Environmental data body CDP – which works with 767 institutional investors with $92trn (€69.3trn) in assets – is piloting a new scoring system to help companies benchmark their progress towards water stewardship.
“Right now we are piloting the new scoring methodology with 160 companies,” says Frances Way, Co-Chief Operating Officer of programs at the London-based not-for-profit group. “These companies are the largest by market capitalization and have been receiving our water questionnaire since 2010.”
Although the results will not be made public, the CDP hopes to learn a lot from both the pilot and subsequent conversations with companies about their results in September, Way says. She acknowledges that scoring and grading may not always provide perfect results but can serve a “useful purpose”.
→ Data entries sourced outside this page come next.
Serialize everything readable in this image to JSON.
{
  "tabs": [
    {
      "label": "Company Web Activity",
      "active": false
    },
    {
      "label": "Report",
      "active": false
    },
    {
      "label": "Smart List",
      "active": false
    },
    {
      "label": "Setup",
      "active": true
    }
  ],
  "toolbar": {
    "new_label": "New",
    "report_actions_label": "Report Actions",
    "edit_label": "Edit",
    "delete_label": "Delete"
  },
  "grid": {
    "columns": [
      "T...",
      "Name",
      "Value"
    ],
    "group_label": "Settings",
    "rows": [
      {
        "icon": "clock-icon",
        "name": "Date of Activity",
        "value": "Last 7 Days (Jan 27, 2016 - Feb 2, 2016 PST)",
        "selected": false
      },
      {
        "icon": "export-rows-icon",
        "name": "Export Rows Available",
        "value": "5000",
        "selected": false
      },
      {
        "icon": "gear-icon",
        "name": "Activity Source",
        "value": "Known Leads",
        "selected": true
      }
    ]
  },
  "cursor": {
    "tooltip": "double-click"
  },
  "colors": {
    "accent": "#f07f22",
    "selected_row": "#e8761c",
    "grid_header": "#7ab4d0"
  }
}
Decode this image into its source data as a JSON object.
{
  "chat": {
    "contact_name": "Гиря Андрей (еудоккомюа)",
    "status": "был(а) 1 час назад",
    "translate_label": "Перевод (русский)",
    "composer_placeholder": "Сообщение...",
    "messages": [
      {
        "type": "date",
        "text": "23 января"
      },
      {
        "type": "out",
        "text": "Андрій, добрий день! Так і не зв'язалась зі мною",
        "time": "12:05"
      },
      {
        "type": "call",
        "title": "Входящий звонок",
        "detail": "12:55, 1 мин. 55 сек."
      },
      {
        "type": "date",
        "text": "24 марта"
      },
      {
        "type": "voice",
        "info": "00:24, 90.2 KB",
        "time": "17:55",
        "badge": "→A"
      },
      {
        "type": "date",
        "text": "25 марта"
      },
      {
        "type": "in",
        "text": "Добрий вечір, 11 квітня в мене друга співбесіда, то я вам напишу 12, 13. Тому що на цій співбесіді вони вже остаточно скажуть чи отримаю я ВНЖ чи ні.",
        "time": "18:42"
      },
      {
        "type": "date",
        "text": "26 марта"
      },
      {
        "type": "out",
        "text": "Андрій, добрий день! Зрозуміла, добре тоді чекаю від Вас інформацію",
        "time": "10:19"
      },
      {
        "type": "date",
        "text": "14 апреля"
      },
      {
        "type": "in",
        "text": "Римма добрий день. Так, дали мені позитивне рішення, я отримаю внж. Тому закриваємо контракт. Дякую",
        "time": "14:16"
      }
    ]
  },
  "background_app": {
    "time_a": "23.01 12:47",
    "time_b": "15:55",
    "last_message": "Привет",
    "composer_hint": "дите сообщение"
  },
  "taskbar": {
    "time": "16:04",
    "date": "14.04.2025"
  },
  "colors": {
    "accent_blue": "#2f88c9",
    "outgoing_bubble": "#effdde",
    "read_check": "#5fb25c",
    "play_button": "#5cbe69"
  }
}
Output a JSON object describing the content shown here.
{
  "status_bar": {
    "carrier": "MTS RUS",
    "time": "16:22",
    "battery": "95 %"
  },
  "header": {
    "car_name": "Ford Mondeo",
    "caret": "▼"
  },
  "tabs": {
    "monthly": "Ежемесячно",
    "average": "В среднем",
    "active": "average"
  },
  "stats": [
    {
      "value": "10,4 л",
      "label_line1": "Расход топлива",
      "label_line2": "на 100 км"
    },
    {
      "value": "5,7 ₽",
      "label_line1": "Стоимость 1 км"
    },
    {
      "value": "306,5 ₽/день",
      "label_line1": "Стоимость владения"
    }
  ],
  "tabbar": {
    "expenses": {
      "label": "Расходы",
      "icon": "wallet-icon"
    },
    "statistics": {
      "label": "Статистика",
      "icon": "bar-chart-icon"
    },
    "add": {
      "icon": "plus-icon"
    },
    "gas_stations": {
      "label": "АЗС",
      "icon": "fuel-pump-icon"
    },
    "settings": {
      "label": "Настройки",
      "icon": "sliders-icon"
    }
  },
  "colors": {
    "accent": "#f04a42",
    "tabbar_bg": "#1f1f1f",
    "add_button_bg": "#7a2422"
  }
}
It comes as water is emerging as a key issue for investors. Just this week Norges Bank Investment Management announced a research project to look at the link between mining companies’ profitability and environmental, social and governance (ESG) risk factors. Its first phase will see the creation of a database of information including water management as well as deforestation, land rights, and social and regulatory conditions. And California is planning a $6bn water bond amid serious drought conditions in the state.The CDP scoring process will evaluate how comprehensive each company’s risk assessments, policies, strategies and plans are; whether water risk and management is on the board agenda; and if it is factored into business planning. It’s hoped it will help investors understand how mature a company is in its strategic response to water challenges – though it won’t try to score the risk exposure or the effectiveness of a specific company’s risk mitigation strategy.
“The scores themselves are really just a means to an end,” Way says in a blog post. “Our aim is to drive better disclosure and corporate water stewardship that effectively contributes to the conservation of water resources.”
The CDP sought water-related information from more than 1,000 companies last year and almost 600 engaged with it to enable effective measurement and management of water-related issues, a 59% increase over 2012.
The NGO’s 2013 water report found that substantive water-related risks are becoming more immediate, though respondents’ water stewardship activities were “notably lacking”. “Investors must encourage a step change within companies to address water-related risks and associated impacts to financial performance,” it said at the time.